A tendency in the recreational diving industry has been to encourage more and promote feeding, touching and / or handling of marine life. Showing scenes of divers engaged in such activities are common in advertising diving tourism.
Perhaps the purveyors of these images are trying to convey the idea that diving is interactive, for whatever reason, but the activities of these images and the marketing community dive promote in this regard are advocating a policy harmful to the environment.
Trying to communicate feelings of affection, support or understanding by stroking or feeding marine animals may be satisfactory for humans, but all available evidence suggests that such practices actually hurt the “friend” planned. These activities constitute serious behavioral disturbances to marine life and threaten their health and survival.
There are several ways in which these activities can be harmful. First, the possibility of artificial feeding, can cause lasting changes in behavior that may in the long term, be against-productive. In general, animals are adapted to rely on some natural foods found in their environment to meet all their nutritional needs and other food can be unhealthy for them.
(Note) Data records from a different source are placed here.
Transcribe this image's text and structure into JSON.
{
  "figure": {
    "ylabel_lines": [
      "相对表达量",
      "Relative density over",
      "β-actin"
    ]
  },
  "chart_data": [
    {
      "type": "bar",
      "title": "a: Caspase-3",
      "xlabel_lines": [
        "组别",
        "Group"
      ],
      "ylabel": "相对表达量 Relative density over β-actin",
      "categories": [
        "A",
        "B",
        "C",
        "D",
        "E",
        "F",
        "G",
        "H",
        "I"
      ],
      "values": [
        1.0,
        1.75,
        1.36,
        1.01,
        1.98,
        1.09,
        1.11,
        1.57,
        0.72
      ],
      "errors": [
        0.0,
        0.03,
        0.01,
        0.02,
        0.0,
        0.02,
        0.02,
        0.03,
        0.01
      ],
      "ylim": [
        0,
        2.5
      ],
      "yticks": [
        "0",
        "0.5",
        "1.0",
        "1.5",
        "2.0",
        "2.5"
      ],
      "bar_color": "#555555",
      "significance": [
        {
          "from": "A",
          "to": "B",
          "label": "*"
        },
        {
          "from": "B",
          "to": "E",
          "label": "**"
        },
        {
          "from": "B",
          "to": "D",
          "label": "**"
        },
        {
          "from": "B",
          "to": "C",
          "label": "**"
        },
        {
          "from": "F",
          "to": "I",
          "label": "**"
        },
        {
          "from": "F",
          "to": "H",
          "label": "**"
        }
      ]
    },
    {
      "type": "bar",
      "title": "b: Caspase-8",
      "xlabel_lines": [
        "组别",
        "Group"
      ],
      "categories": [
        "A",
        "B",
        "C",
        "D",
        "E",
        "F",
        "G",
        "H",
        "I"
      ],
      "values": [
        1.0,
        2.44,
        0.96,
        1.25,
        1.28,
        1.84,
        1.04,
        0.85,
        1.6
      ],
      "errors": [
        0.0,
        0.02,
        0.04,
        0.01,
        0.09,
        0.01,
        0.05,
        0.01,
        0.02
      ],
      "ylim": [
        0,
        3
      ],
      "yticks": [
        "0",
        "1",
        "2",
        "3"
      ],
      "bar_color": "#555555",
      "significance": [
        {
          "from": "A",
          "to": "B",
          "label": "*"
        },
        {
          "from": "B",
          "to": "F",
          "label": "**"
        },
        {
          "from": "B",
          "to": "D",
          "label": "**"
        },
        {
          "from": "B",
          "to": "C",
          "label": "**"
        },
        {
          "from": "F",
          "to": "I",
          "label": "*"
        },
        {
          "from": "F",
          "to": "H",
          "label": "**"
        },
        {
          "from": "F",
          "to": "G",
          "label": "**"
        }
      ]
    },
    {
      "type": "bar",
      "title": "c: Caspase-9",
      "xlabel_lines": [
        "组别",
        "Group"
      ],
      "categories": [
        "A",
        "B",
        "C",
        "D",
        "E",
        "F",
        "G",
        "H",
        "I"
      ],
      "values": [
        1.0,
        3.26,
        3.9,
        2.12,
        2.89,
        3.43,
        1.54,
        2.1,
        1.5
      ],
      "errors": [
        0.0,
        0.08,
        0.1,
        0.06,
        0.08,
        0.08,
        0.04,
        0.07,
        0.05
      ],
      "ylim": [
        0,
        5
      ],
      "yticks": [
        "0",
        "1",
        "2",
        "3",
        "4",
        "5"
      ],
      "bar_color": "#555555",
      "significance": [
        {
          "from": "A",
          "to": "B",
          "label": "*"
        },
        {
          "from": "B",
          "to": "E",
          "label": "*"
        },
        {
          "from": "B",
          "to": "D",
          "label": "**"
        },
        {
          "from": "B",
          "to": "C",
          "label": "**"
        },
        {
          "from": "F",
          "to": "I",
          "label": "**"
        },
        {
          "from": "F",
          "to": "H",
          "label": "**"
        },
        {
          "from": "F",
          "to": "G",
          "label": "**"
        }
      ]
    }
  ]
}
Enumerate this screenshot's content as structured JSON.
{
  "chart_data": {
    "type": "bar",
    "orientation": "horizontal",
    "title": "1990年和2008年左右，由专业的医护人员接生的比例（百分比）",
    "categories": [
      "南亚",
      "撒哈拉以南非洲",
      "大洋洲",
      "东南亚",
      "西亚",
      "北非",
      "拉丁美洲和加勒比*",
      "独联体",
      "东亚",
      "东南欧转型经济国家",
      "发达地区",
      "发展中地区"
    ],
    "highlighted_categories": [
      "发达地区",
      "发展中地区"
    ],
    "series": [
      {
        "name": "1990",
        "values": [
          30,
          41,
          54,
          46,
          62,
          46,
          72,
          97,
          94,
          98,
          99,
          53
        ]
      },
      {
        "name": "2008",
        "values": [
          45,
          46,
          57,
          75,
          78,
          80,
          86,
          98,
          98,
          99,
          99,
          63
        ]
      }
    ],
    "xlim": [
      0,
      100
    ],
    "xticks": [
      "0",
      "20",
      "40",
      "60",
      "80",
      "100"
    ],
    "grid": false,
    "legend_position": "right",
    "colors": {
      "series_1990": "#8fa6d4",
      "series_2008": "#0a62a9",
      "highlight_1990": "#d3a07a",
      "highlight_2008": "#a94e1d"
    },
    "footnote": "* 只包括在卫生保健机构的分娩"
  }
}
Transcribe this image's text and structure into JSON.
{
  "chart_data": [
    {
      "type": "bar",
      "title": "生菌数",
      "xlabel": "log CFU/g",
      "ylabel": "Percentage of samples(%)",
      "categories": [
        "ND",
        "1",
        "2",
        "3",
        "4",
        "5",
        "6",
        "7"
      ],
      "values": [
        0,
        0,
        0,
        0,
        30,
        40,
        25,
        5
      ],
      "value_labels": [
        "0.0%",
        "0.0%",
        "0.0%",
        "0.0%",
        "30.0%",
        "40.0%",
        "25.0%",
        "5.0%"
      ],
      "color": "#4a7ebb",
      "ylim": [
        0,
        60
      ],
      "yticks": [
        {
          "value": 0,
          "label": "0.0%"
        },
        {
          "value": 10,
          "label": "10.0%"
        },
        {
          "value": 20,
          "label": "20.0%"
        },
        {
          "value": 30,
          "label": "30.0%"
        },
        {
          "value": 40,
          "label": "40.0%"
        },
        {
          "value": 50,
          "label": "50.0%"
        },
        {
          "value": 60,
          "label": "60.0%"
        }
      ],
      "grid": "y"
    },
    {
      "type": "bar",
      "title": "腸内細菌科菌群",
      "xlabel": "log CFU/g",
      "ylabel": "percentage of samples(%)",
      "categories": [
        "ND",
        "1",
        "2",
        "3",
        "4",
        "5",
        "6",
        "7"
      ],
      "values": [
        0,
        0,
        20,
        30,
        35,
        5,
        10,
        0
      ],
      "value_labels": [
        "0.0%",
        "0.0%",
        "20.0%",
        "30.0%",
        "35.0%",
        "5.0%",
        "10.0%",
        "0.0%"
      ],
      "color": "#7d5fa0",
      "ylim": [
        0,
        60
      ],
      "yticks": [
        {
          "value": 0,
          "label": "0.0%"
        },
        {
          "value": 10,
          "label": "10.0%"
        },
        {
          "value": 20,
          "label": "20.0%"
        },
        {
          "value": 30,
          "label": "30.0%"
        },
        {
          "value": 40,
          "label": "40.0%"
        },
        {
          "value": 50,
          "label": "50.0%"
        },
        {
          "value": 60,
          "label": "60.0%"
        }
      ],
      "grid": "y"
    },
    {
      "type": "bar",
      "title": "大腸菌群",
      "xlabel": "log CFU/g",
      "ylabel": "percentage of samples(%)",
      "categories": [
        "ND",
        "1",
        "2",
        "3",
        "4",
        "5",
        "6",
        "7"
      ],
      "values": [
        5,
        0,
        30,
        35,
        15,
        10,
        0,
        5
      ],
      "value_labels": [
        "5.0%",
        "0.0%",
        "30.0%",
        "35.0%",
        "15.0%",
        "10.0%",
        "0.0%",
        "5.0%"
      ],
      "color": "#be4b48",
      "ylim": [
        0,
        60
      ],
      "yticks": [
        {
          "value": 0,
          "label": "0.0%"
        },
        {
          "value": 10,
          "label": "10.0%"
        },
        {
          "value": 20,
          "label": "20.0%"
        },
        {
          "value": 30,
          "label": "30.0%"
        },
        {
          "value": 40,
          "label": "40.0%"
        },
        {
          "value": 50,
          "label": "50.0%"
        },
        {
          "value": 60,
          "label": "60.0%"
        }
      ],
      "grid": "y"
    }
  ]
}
Fish are surprisingly quick and opportunistic learners, and our efforts to feed can lead to an increased risk of falling prey themselves or attempting to use food sources that can be harmful.
Because as widespread among managers and experts of protected areas recognized as “feed the bears” syndrome is a serious problem, rigorous educational programs, regulations and enforcement have been developed in our national parks and refuges eliminate this form of environmental damage. Thus, it seems intuitively this very irresponsible behavior prohibited in almost all U.S. and Canadian national parks, both terrestrial and marine, is actually encouraged for example by segments of the recreational diving industry.
Touching marine life can also be dangerous to their health. The precise positioning and orientation of simple marine invertebrates is often essential to their survival. In addition, fish, corals, and some other animals secrete a protective mucus layer that serves as a barrier to infection and water loss to the surrounding Sea. Disrupting this barrier by touching these animals can present an increased risk of infection as well as increased stress in maintaining water balance risk.
It seems ironic that such problems are multiplying today rather than being systematically and methodically eliminated. One of the strongest reasons for people to scuba diving and reefs to explore motivations is that it provides too rare to leave for a time the artificial worlds occasion, we have created and see the nature of near, and rough.
One of the main reasons for visiting places such as coral reefs is a great diversity of marine life in its natural state. Watch a beautifully tailored predator like a shark or barracuda pull dead fish in the hands of an artist underwater circus is a cheap carnival ride, not an observation of nature at its best.
The past years, the practice of feeding sharks and fish has been banned by the U.S. states of Florida and Hawaii, and in some countries heavily invested in the diving tourism, including the Cayman Islands (Caribbean). Some of the major marine conservation organizations in the world and government agencies (U.S. National Parks and Canada, NOAA Marine Sanctuary Program, the United Nations) have denounced the practice of power and harass marine animals.
However, the practice and promotion persist in the recreational diving industry. The Bahamas are particularly known to actively promote shark feeding dives, although many dive operators Bahamas environmentally there refuse to participate is such improper practices.